Abu Lahab itu paman Nabi Muhammad SAW, sedangkan Abu Jahal tidak ada hubungan darah dengan nabi. Nama Abu Lahab yang sebenarnya adalah Abdul Uzza bin Abdul Muthalib, sedangkan nama Abu Jahal yang sebenarnya adalah Abdul Hakam bin Hisyam.
Perbedaan Abu Lahab dan Abu Jahal: Tentang Abu Lahab
Ia adalah tokoh kuffar Quraisy yang sangat membenci Nabi Muhammad SAW dan ajaran Islam yang dibawanya. Dialah yang mempermalukan Nabi di depan umatnya dengan ucapan yang hina, “Celaka engkau hai Muhammad! Apakah ini maksudmu mengundang kami kemari?” kata Abu Lahab dengan sangat marah saat nabi sedang berkhutbah di kaki bukit.
BACA JUGA: Kematian Abu Lahab yang Mengenaskan
Karena kelancangannya itulah, pada hari itu juga Allah mempermalukan Abu Lahab dengan turun Surat Al-Lahab : “Binasalah kedua tangan Abu Lahab dan benar-benar binasa dia!
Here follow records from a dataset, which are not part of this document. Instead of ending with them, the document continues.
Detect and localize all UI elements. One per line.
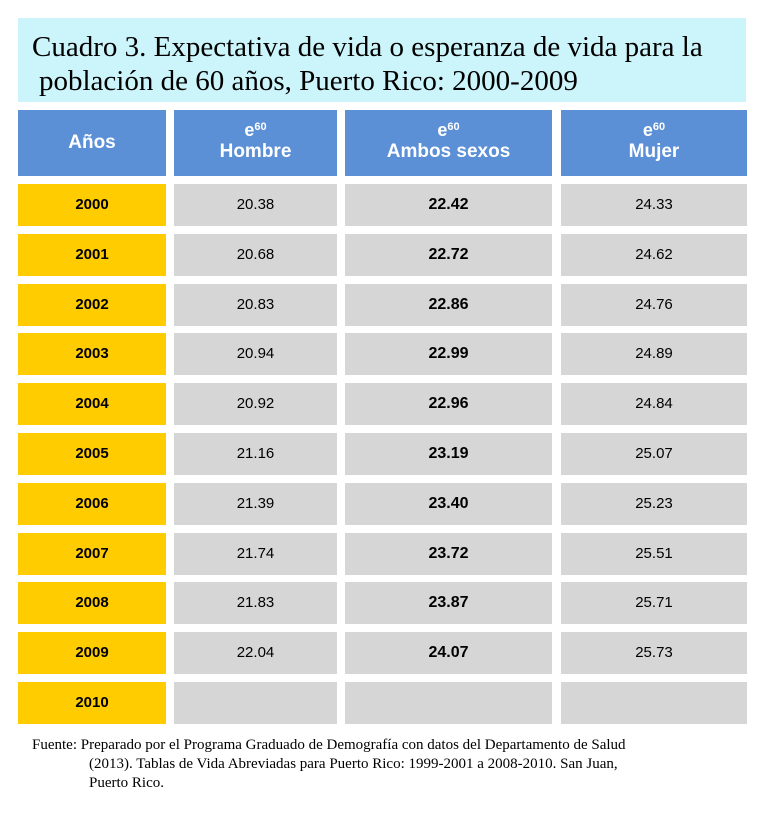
both-cell: 23.19 [345, 433, 552, 475]
source-note: Fuente: Preparado por el Programa Gradua… [32, 736, 732, 793]
year-cell: 2005 [18, 433, 166, 475]
male-cell: 20.68 [174, 234, 337, 276]
male-cell: 20.92 [174, 383, 337, 425]
female-cell: 25.51 [561, 533, 747, 575]
both-cell: 23.87 [345, 582, 552, 624]
year-cell: 2006 [18, 483, 166, 525]
both-cell: 22.42 [345, 184, 552, 226]
both-cell [345, 682, 552, 724]
header-male-symbol: e60 [244, 120, 267, 140]
source-line-3: Puerto Rico. [89, 775, 164, 791]
both-cell: 22.96 [345, 383, 552, 425]
female-cell: 25.07 [561, 433, 747, 475]
table-title-line-1: Cuadro 3. Expectativa de vida o esperanz… [32, 31, 703, 63]
female-cell: 25.71 [561, 582, 747, 624]
source-line-2: (2013). Tablas de Vida Abreviadas para P… [89, 756, 618, 772]
year-cell: 2004 [18, 383, 166, 425]
both-cell: 23.40 [345, 483, 552, 525]
female-cell [561, 682, 747, 724]
male-cell: 22.04 [174, 632, 337, 674]
year-cell: 2003 [18, 333, 166, 375]
male-cell: 21.16 [174, 433, 337, 475]
male-cell: 20.83 [174, 284, 337, 326]
female-cell: 25.23 [561, 483, 747, 525]
table-title-line-2: población de 60 años, Puerto Rico: 2000-… [39, 65, 578, 97]
year-cell: 2007 [18, 533, 166, 575]
both-cell: 22.86 [345, 284, 552, 326]
year-cell: 2008 [18, 582, 166, 624]
header-female-label: Mujer [628, 141, 680, 162]
male-cell: 20.94 [174, 333, 337, 375]
male-cell: 21.83 [174, 582, 337, 624]
table-title-box: Cuadro 3. Expectativa de vida o esperanz… [18, 18, 746, 102]
header-years: Años [18, 110, 166, 176]
header-female-symbol: e60 [642, 120, 666, 140]
year-cell: 2009 [18, 632, 166, 674]
header-female: e60 Mujer [561, 110, 747, 176]
header-male-label: Hombre [219, 141, 292, 162]
header-years-label: Años [68, 132, 116, 153]
female-cell: 24.62 [561, 234, 747, 276]
male-cell: 20.38 [174, 184, 337, 226]
female-cell: 24.76 [561, 284, 747, 326]
year-cell: 2010 [18, 682, 166, 724]
header-both: e60 Ambos sexos [345, 110, 552, 176]
both-cell: 24.07 [345, 632, 552, 674]
female-cell: 24.33 [561, 184, 747, 226]
header-both-symbol: e60 [437, 120, 460, 140]
male-cell: 21.39 [174, 483, 337, 525]
header-male: e60 Hombre [174, 110, 337, 176]
female-cell: 24.89 [561, 333, 747, 375]
year-cell: 2001 [18, 234, 166, 276]
female-cell: 25.73 [561, 632, 747, 674]
year-cell: 2002 [18, 284, 166, 326]
source-line-1: Fuente: Preparado por el Programa Gradua… [32, 737, 626, 753]
both-cell: 22.72 [345, 234, 552, 276]
header-both-label: Ambos sexos [386, 141, 511, 162]
both-cell: 23.72 [345, 533, 552, 575]
male-cell [174, 682, 337, 724]
male-cell: 21.74 [174, 533, 337, 575]
female-cell: 24.84 [561, 383, 747, 425]
both-cell: 22.99 [345, 333, 552, 375]
year-cell: 2000 [18, 184, 166, 226]
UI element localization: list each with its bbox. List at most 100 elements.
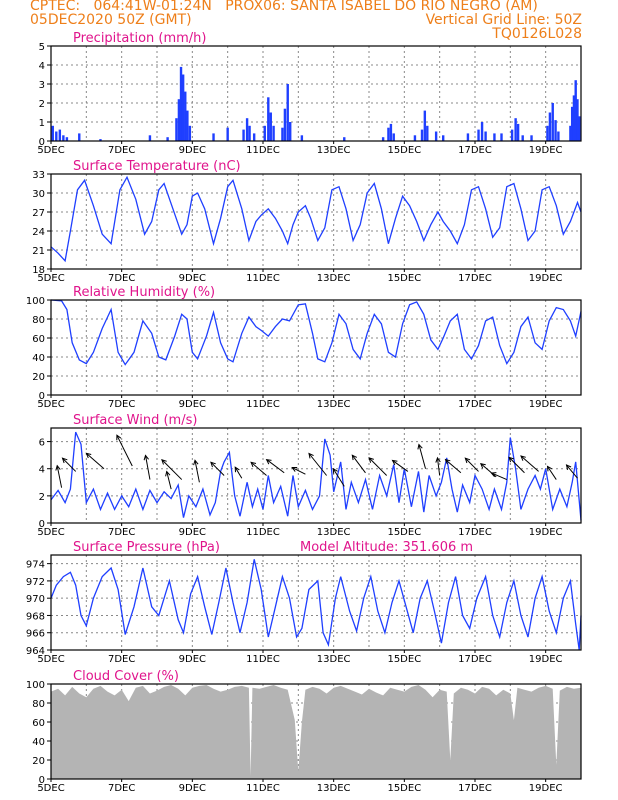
wind-vector-arrow [62,457,77,472]
precipitation-bar [442,135,445,141]
wind-vector-arrow [445,459,462,474]
y-tick-label: 972 [26,577,45,588]
precipitation-bar [272,125,275,141]
wind-vector-arrowhead [55,464,61,471]
y-tick-label: 24 [32,227,45,238]
y-tick-label: 974 [26,560,45,571]
pressure-line [50,559,582,651]
wind-vector-arrowhead [565,464,572,471]
precipitation-bar [148,135,152,141]
x-tick-label: 11DEC [246,145,280,156]
precipitation-bar [493,133,496,141]
x-tick-label: 13DEC [317,783,351,794]
precipitation-bar [557,131,560,141]
panel-wind: 0 2 4 6 5DEC 7DEC 9DEC 11DEC 13DEC 15DEC 17DEC 19DE… [37,413,582,538]
y-tick-label: 27 [32,208,45,219]
x-tick-label: 9DEC [179,783,206,794]
wind-vector-arrowhead [61,457,68,464]
wind-line [50,431,582,521]
precipitation-bar [434,131,438,141]
y-tick-label: 3 [39,80,45,91]
plot-frame [50,427,582,524]
precipitation-bar [245,118,249,141]
y-tick-label: 1 [39,118,45,129]
wind-vector-arrowhead [435,456,441,463]
x-tick-label: 13DEC [317,399,351,410]
plot-frame [50,683,582,780]
x-tick-label: 9DEC [179,145,206,156]
precipitation-bar [58,129,62,141]
wind-vector-arrowhead [116,434,122,441]
panel-title: Surface Pressure (hPa) [73,540,220,555]
y-tick-label: 33 [32,170,45,181]
panel-title: Surface Wind (m/s) [73,413,197,428]
precipitation-bar [175,118,178,141]
x-tick-label: 17DEC [458,527,492,538]
y-tick-label: 30 [32,189,45,200]
precipitation-bar [283,108,287,141]
x-tick-label: 19DEC [529,273,563,284]
wind-vector-arrowhead [291,467,298,472]
panel-precipitation: 0 1 2 3 4 5 5DEC 7DEC 9DEC 11DEC 13DEC 15DEC 17DEC 19… [37,31,582,156]
wind-vector-arrow [116,434,133,467]
wind-vector-arrowhead [546,465,553,472]
y-tick-label: 100 [26,680,45,691]
x-tick-label: 19DEC [529,654,563,665]
precipitation-bar [423,110,427,141]
precipitation-bar [420,129,424,141]
precipitation-bar [576,99,579,141]
wind-vector-arrowhead [444,458,451,465]
precipitation-bar [514,118,517,141]
wind-vector-arrowhead [417,443,423,450]
precipitation-bar [548,112,552,141]
precipitation-bar [426,125,429,141]
wind-vector-arrowhead [508,456,514,463]
panel-title: Surface Temperature (nC) [73,159,241,174]
x-tick-label: 17DEC [458,783,492,794]
x-tick-label: 5DEC [37,145,64,156]
precipitation-bar [578,116,581,141]
x-tick-label: 13DEC [317,145,351,156]
wind-vector-arrowhead [368,457,374,463]
y-tick-label: 0 [39,391,45,402]
x-tick-label: 5DEC [37,527,64,538]
x-tick-label: 17DEC [458,273,492,284]
wind-vector-arrow [566,464,578,479]
y-tick-label: 0 [39,137,45,148]
x-tick-label: 11DEC [246,273,280,284]
x-tick-label: 19DEC [529,145,563,156]
panel-temperature: 18 21 24 27 30 33 5DEC 7DEC 9DEC 11DEC 13DEC 15DEC 1… [32,159,582,284]
wind-vector-arrow [308,453,327,476]
precipitation-bar [62,135,65,141]
y-tick-label: 20 [32,372,45,383]
precipitation-bar [381,137,385,141]
precipitation-bar [551,103,554,141]
temperature-line [50,175,582,263]
wind-vector-arrowhead [85,452,92,459]
plot-frame [50,173,582,270]
precipitation-bar [281,127,284,141]
precipitation-bar [188,125,192,141]
wind-vector-arrowhead [464,457,471,464]
y-tick-label: 80 [32,699,45,710]
x-tick-label: 7DEC [108,783,135,794]
precipitation-bar [569,125,572,141]
precipitation-bar [51,125,54,141]
cloud-cover-area [51,685,581,779]
x-tick-label: 11DEC [246,527,280,538]
precipitation-bar [546,125,549,141]
header-datetime: 05DEC2020 50Z (GMT) [30,12,192,28]
precipitation-bar [521,135,524,141]
y-tick-label: 966 [26,629,45,640]
wind-vector-arrow [56,465,63,488]
precipitation-bar [387,127,390,141]
wind-vector-arrow [436,457,441,476]
y-tick-label: 6 [39,438,45,449]
precipitation-bar [480,122,484,141]
precipitation-bar [166,137,169,141]
precipitation-bar [186,110,189,141]
precipitation-bar [574,80,577,141]
x-tick-label: 15DEC [387,273,421,284]
wind-vector-arrowhead [193,459,199,466]
precipitation-bar [466,133,470,141]
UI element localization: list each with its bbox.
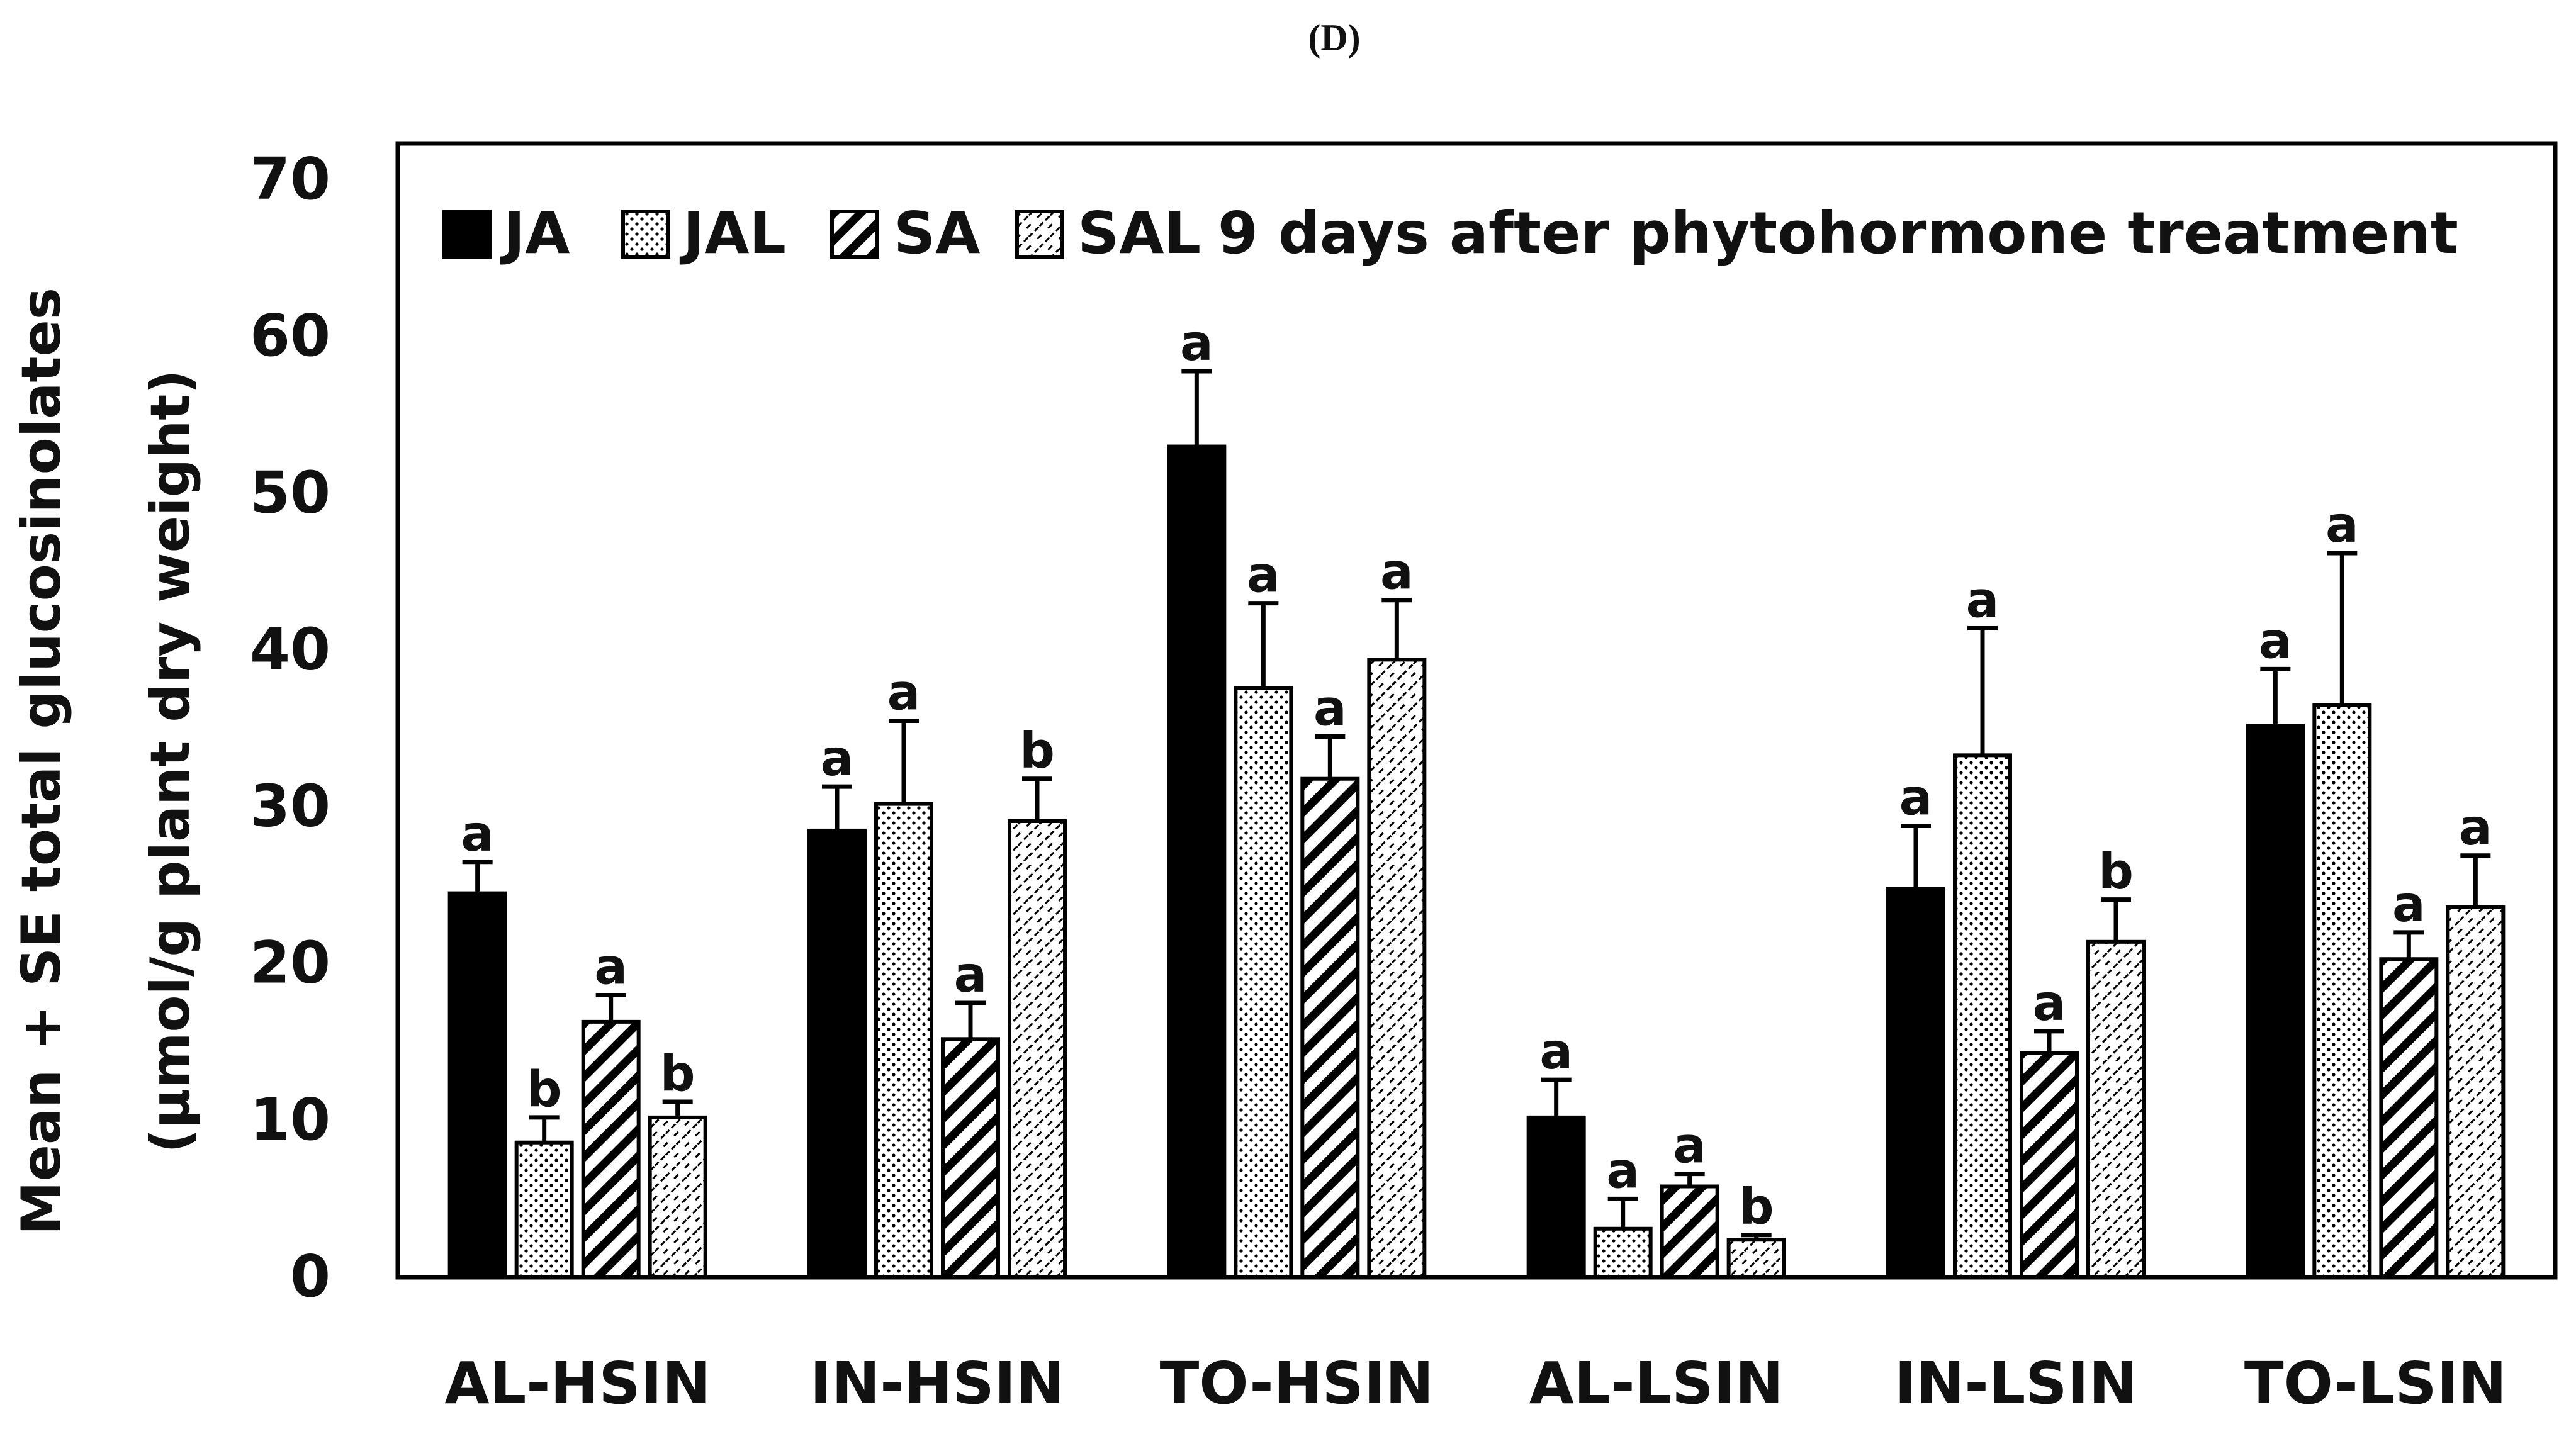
bar-ja <box>807 828 867 1279</box>
significance-letter: a <box>1380 544 1414 601</box>
significance-letter: a <box>2326 497 2359 554</box>
x-tick-label: IN-HSIN <box>810 1350 1064 1417</box>
bar-sa <box>941 1037 1000 1279</box>
y-tick-label: 70 <box>250 145 330 213</box>
legend-suffix: 9 days after phytohormone treatment <box>1218 199 2458 267</box>
bar-sal <box>1367 658 1427 1280</box>
bar-ja <box>2246 724 2305 1279</box>
y-axis-label-line2: (µmol/g plant dry weight) <box>139 369 202 1153</box>
y-axis-label: Mean + SE total glucosinolates (µmol/g p… <box>10 288 202 1235</box>
x-tick-label: IN-LSIN <box>1894 1350 2137 1417</box>
y-axis-label-line1: Mean + SE total glucosinolates <box>10 288 73 1235</box>
significance-letter: a <box>1180 315 1213 372</box>
significance-letter: a <box>2459 800 2492 856</box>
significance-letter: b <box>1739 1179 1774 1236</box>
bar-sa <box>581 1019 641 1279</box>
significance-letter: a <box>1673 1118 1706 1175</box>
bar-sal <box>1008 819 1067 1279</box>
significance-letter: b <box>660 1046 695 1102</box>
bar-jal <box>2312 703 2372 1279</box>
significance-letter: a <box>2033 975 2066 1032</box>
significance-letter: a <box>887 665 921 722</box>
significance-letter: a <box>954 947 987 1004</box>
bar-jal <box>1593 1226 1653 1280</box>
bar-sal <box>2086 939 2146 1279</box>
panel-label: (D) <box>1308 17 1360 59</box>
legend-label-jal: JAL <box>679 199 786 267</box>
y-tick-label: 10 <box>250 1086 330 1153</box>
bar-ja <box>447 891 507 1279</box>
y-tick-label: 40 <box>250 615 330 683</box>
y-tick-label: 20 <box>250 929 330 997</box>
bar-sa <box>2020 1051 2079 1279</box>
legend: JA JAL SA SAL 9 days after phytohormone trea… <box>442 199 2458 267</box>
bar-sa <box>1660 1184 1719 1280</box>
bar-jal <box>1234 686 1293 1280</box>
bar-sa <box>1300 776 1360 1279</box>
significance-letter: b <box>527 1061 562 1118</box>
significance-letter: a <box>2259 613 2292 669</box>
bar-ja <box>1886 887 1945 1279</box>
bar-ja <box>1526 1115 1586 1279</box>
legend-swatch-sal <box>1015 210 1064 259</box>
significance-letter: b <box>1020 723 1055 780</box>
bar-sal <box>648 1115 707 1279</box>
bar-ja <box>1167 444 1227 1279</box>
significance-letter: a <box>821 731 854 787</box>
significance-letter: a <box>1899 770 1933 826</box>
x-tick-label: AL-LSIN <box>1529 1350 1784 1417</box>
bar-jal <box>1953 753 2012 1279</box>
bar-jal <box>874 802 933 1280</box>
bar-sa <box>2379 957 2439 1279</box>
bar-sal <box>2446 905 2506 1279</box>
x-tick-label: TO-LSIN <box>2244 1350 2507 1417</box>
x-tick-label: AL-HSIN <box>444 1350 711 1417</box>
x-tick-label: TO-HSIN <box>1160 1350 1434 1417</box>
legend-swatch-jal <box>621 210 670 259</box>
legend-label-ja: JA <box>500 199 570 267</box>
y-tick-label: 60 <box>250 302 330 369</box>
significance-letter: a <box>1313 680 1347 737</box>
bars-layer <box>447 444 2506 1280</box>
x-axis-ticks: AL-HSIN IN-HSIN TO-HSIN AL-LSIN IN-LSIN TO-LS… <box>444 1350 2506 1417</box>
legend-label-sal: SAL <box>1077 199 1201 267</box>
plot-frame <box>395 141 2558 1280</box>
significance-letter: a <box>461 806 494 863</box>
y-tick-label: 0 <box>290 1243 330 1310</box>
significance-letter: a <box>1539 1024 1573 1080</box>
legend-swatch-sa <box>830 210 879 259</box>
legend-swatch-ja <box>442 210 492 259</box>
significance-letter: a <box>1247 547 1280 604</box>
significance-letter: a <box>594 939 627 996</box>
y-tick-label: 30 <box>250 773 330 840</box>
bar-sal <box>1726 1238 1786 1279</box>
legend-label-sa: SA <box>894 199 980 267</box>
bar-jal <box>514 1140 574 1280</box>
significance-letter: a <box>2392 877 2426 933</box>
y-tick-label: 50 <box>250 459 330 526</box>
significance-letter: a <box>1966 573 1999 629</box>
significance-letter: b <box>2098 844 2134 900</box>
y-axis-ticks: 0 10 20 30 40 50 60 70 <box>250 145 330 1310</box>
error-bars-layer <box>462 369 2491 1240</box>
significance-letter: a <box>1606 1143 1640 1199</box>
Tidaklah berguna baginya hartanya dan apa yang dia usahakan. Kelak dia akan masuk ke dalam api yang bergejolak (neraka). Dan (begitu pula istrinya, pembawa kayu bakar (penyebar fitnah). Di lehernya ada tali dari sabut yang dipintal.” (QS. Al-Lahab : 1 – 4).
Abu Lahab ketika itu tidak sendiri, ada lagi kawan setianya Abu Jahal, Walid bin Mughirah Al-Makhzumi, ‘Ash bin Wail As-Sahmi, Amru bin Hisyam, Abdul Azza, Nadhar bin Harits, Uqbah bin Abi Mui’th, Ubay bin Khalaf, Umayyah bin Khalaf, dan lain-lain.
Perbedaan Abu Lahab dan Abu Jahal: Tentang Abu Jahal
Nama aslinya Abdul Hakam bin Hisyam. Sejak sama-sama remaja Abu Jahal senantiasa mengolok-olok Muhammad. Pernah juga keduanya berkelahi, Abu Jahal kalah dan terkilir lututnya. Ia sangat dendam kepada Muhammad.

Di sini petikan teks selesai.